The basic principle, main features and advantages of the present invention are shown and described above. Those skilled in the art should understand that the present invention is not limited by the above embodiments, and the above embodiments and the descriptions in the description are only used for explaining the principle of the present invention; and various changes and improvements can be made to the present invention without departing from the spirit and scope of the present invention, and the changes and improvements belong to the required protection scope of the present invention. The required protection scope of the present invention is defined by the appended claims and the equivalents thereof.

Claims

1. A branch optimization method for execution of a big data ETL model, wherein the necessity of model execution is analyzed according to the update characteristics of raw data sets and the characteristics of the ETL model; optimization judgment is carried out on a plurality of operator branches of the ETL model; and for branches with lower update frequency, a middle repeated calculation process is skipped in a manner of reconstructing a cache table, so that the repeated execution rate is reduced from the operator aspect, the execution efficiency of the ETL model is improved, and the big data analysis is carried out more efficiently.

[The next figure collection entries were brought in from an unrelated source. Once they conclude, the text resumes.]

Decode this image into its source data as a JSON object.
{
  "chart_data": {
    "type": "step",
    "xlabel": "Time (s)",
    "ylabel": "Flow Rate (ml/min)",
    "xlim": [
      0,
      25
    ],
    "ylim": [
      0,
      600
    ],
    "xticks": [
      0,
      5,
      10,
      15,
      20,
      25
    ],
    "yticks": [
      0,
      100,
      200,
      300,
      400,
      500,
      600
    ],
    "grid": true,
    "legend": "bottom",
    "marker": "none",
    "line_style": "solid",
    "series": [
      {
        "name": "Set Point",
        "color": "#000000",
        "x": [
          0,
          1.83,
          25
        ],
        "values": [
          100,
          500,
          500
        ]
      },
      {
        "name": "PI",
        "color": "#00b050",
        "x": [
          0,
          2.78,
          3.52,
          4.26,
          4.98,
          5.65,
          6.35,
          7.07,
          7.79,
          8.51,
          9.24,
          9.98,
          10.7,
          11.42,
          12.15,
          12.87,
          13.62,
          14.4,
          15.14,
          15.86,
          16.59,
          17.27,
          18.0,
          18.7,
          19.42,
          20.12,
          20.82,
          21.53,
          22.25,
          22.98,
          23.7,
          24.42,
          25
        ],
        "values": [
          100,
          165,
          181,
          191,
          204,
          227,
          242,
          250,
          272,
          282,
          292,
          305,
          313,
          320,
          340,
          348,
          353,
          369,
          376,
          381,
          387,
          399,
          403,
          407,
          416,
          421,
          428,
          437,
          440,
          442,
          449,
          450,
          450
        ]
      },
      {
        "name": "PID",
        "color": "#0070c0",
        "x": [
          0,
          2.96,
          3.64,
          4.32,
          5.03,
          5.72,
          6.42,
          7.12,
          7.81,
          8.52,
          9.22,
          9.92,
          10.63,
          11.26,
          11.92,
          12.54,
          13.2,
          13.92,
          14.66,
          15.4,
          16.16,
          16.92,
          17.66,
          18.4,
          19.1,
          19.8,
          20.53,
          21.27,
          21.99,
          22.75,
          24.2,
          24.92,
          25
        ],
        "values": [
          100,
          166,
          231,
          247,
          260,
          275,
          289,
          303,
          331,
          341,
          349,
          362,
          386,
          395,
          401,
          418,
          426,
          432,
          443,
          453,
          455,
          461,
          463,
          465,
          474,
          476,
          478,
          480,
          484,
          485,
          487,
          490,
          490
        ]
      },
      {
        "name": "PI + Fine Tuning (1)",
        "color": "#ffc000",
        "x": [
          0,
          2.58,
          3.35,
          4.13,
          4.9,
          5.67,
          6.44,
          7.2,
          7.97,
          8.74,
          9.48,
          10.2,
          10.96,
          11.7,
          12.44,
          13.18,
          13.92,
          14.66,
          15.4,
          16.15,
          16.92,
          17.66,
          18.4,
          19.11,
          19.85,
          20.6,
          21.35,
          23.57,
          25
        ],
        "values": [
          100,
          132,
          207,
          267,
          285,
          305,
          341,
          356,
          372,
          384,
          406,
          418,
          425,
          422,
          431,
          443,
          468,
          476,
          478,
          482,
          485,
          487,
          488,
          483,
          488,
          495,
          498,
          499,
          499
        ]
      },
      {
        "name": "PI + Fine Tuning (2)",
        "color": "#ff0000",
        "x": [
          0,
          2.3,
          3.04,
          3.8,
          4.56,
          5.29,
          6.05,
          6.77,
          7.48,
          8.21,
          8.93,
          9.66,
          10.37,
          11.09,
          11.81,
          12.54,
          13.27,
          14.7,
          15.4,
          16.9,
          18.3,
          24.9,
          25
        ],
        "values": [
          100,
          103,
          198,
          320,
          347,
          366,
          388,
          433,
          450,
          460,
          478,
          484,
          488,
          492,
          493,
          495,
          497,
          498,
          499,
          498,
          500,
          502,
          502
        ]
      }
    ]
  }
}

2. The branch optimization method for execution of the big data ETL model according to claim 1, wherein the branch optimization comprises two phases; ETL analysis results to be cached are determined in a first phase; and execution states of ETL operators are marked according to cached results in a second phase, and redundant operators are skipped.

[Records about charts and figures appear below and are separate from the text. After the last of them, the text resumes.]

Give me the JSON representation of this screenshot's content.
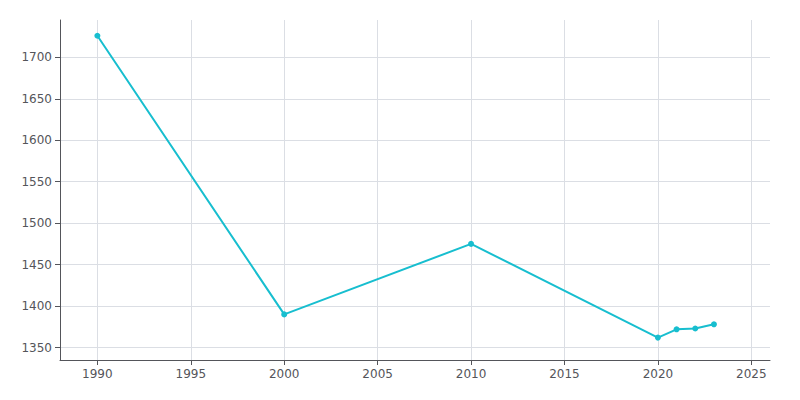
{
  "chart_data": {
    "type": "line",
    "x": [
      1990,
      2000,
      2010,
      2020,
      2021,
      2022,
      2023
    ],
    "values": [
      1726,
      1390,
      1475,
      1362,
      1372,
      1373,
      1378
    ],
    "color": "#17becf",
    "marker": "circle",
    "xlim": [
      1988,
      2026
    ],
    "xticks": [
      1990,
      1995,
      2000,
      2005,
      2010,
      2015,
      2020,
      2025
    ],
    "ylim": [
      1335,
      1745
    ],
    "yticks": [
      1350,
      1400,
      1450,
      1500,
      1550,
      1600,
      1650,
      1700
    ],
    "grid": true
  }
}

3. The branch optimization method for execution of the big data ETL model according to claim 2, wherein the first phase comprises the following specific steps:

S1, disassembling the ETL analysis model into a plurality of ETL branches by taking data sources as starting points and taking analysis results as end points;

S2, marking the ETL branches according to the judgment for the types of the data sources, marking a branch, on which the dynamic data is located, as a high-frequency branch, and marking the branches, on which the static data is located, as low-frequency branches;

S3, judging that whether the correlation operation between the high-frequency branch and the low-frequency branches exists; if no, ending the algorithm without caching; and if yes, going on to the next step;

S4, determining the positions of shortest common nodes of the high-frequency branch and the low-frequency branches; and

S5, caching precursor nodes of the shortest common nodes on the low-frequency branches;

through adoption of the above steps, the analysis results to be cached in the branch optimization method of the ETL model are determined; and when the ETL model is executed actually, the corresponding ETL analysis results are cached, so as to prepare for a marking phase of subsequent branch optimization.

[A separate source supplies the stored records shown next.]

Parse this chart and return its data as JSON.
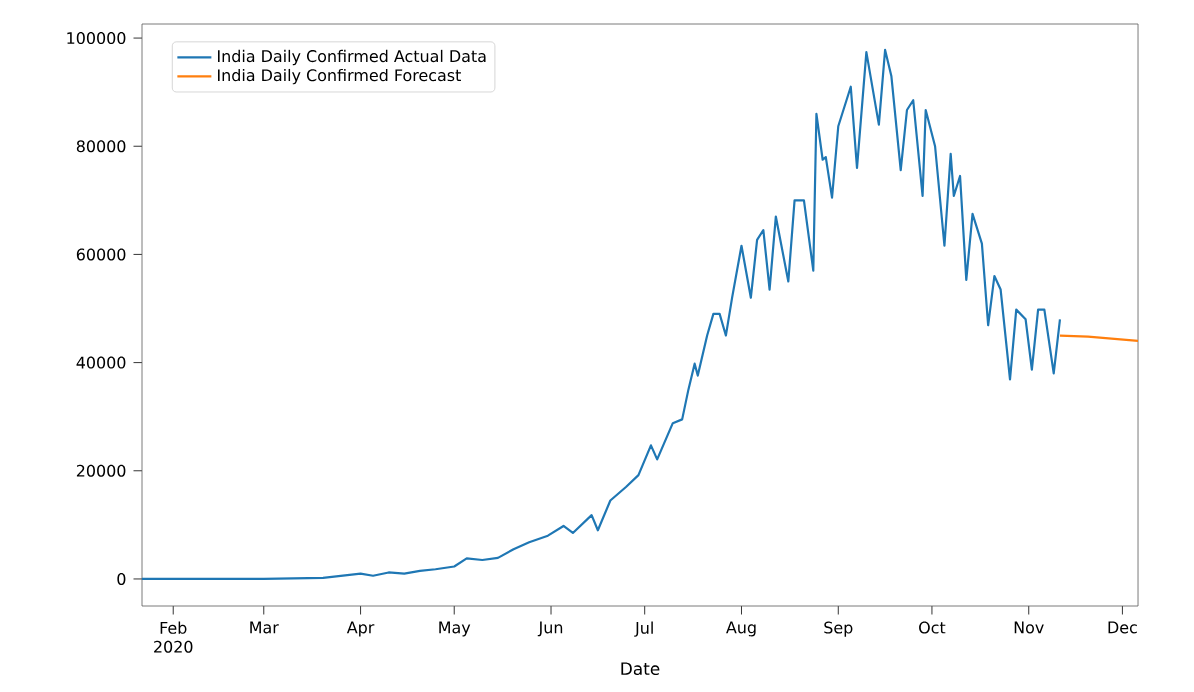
{
  "chart_data": {
    "type": "line",
    "xlabel": "Date",
    "legend": "top left",
    "grid": false,
    "line_style": "solid",
    "marker": "none",
    "xlim": [
      "2020-01-22",
      "2020-12-06"
    ],
    "ylim": [
      -5000,
      102600
    ],
    "xticks": [
      {
        "value": "2020-02-01",
        "label": "Feb 2020"
      },
      {
        "value": "2020-03-01",
        "label": "Mar"
      },
      {
        "value": "2020-04-01",
        "label": "Apr"
      },
      {
        "value": "2020-05-01",
        "label": "May"
      },
      {
        "value": "2020-06-01",
        "label": "Jun"
      },
      {
        "value": "2020-07-01",
        "label": "Jul"
      },
      {
        "value": "2020-08-01",
        "label": "Aug"
      },
      {
        "value": "2020-09-01",
        "label": "Sep"
      },
      {
        "value": "2020-10-01",
        "label": "Oct"
      },
      {
        "value": "2020-11-01",
        "label": "Nov"
      },
      {
        "value": "2020-12-01",
        "label": "Dec"
      }
    ],
    "yticks": [
      0,
      20000,
      40000,
      60000,
      80000,
      100000
    ],
    "series": [
      {
        "name": "India Daily Confirmed Actual Data",
        "color": "#1f77b4",
        "x": [
          "2020-01-22",
          "2020-03-01",
          "2020-03-20",
          "2020-04-01",
          "2020-04-05",
          "2020-04-10",
          "2020-04-15",
          "2020-04-20",
          "2020-04-25",
          "2020-05-01",
          "2020-05-05",
          "2020-05-10",
          "2020-05-15",
          "2020-05-20",
          "2020-05-25",
          "2020-05-31",
          "2020-06-05",
          "2020-06-08",
          "2020-06-14",
          "2020-06-16",
          "2020-06-20",
          "2020-06-25",
          "2020-06-29",
          "2020-07-03",
          "2020-07-05",
          "2020-07-10",
          "2020-07-13",
          "2020-07-15",
          "2020-07-17",
          "2020-07-18",
          "2020-07-21",
          "2020-07-23",
          "2020-07-25",
          "2020-07-27",
          "2020-07-29",
          "2020-08-01",
          "2020-08-04",
          "2020-08-06",
          "2020-08-08",
          "2020-08-10",
          "2020-08-12",
          "2020-08-16",
          "2020-08-18",
          "2020-08-21",
          "2020-08-24",
          "2020-08-25",
          "2020-08-27",
          "2020-08-28",
          "2020-08-30",
          "2020-09-01",
          "2020-09-05",
          "2020-09-07",
          "2020-09-10",
          "2020-09-14",
          "2020-09-16",
          "2020-09-18",
          "2020-09-21",
          "2020-09-23",
          "2020-09-25",
          "2020-09-28",
          "2020-09-29",
          "2020-10-02",
          "2020-10-05",
          "2020-10-07",
          "2020-10-08",
          "2020-10-10",
          "2020-10-12",
          "2020-10-14",
          "2020-10-17",
          "2020-10-19",
          "2020-10-21",
          "2020-10-23",
          "2020-10-26",
          "2020-10-28",
          "2020-10-31",
          "2020-11-02",
          "2020-11-04",
          "2020-11-06",
          "2020-11-09",
          "2020-11-11"
        ],
        "values": [
          0,
          0,
          200,
          1000,
          600,
          1200,
          1000,
          1500,
          1800,
          2300,
          3800,
          3500,
          3900,
          5500,
          6800,
          8000,
          9800,
          8500,
          11800,
          9000,
          14500,
          17000,
          19200,
          24700,
          22100,
          28800,
          29500,
          35000,
          39800,
          37600,
          45000,
          49000,
          49000,
          45000,
          52000,
          61600,
          52000,
          62700,
          64500,
          53500,
          67000,
          55000,
          70000,
          70000,
          57000,
          86000,
          77500,
          78000,
          70500,
          83700,
          91000,
          76000,
          97400,
          84000,
          97800,
          93000,
          75600,
          86700,
          88500,
          70800,
          86700,
          80000,
          61600,
          78600,
          70800,
          74500,
          55300,
          67500,
          62000,
          46900,
          56000,
          53500,
          36900,
          49800,
          48000,
          38700,
          49800,
          49800,
          38000,
          48000
        ]
      },
      {
        "name": "India Daily Confirmed Forecast",
        "color": "#ff7f0e",
        "x": [
          "2020-11-11",
          "2020-11-20",
          "2020-12-06"
        ],
        "values": [
          45000,
          44800,
          44000
        ]
      }
    ]
  }
}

4. The branch optimization method for execution of the big data ETL model according to claim 2, wherein the second phase comprises the following specific steps:

S2.1, judging that whether the ETL analysis results and caches fail or not according to the update time of the input data sources and carrying out marking;

S2.2, searching the precursor nodes in a recursion manner until the data sources at roots by taking the ETL results and the caches as starting points and constructing reverse analysis chains;

S2.3, carrying out marking according to that whether the ETL results and the caches fail or not from the starting point of the reverse analysis chains; if yes, sequentially marking a current node and subsequent nodes thereof as EXCUTE; if no, marking a current node as RECONSTRUCT, and marking subsequent nodes thereof as SKIP; and if other result tables and cache tables also exist except the starting points, going on to mark the subsequent nodes according to that whether other result tables and cache tables fail or not; and

S2.4, combining marking results of all the reverse analysis chains, wherein if one reverse analysis chain is marked as EXECUTE, the final marking result of the nodes of the operator is EXECUTE; and if the operator is marked as SKIP by all the reverse analysis chains, the final marking result is SKIP.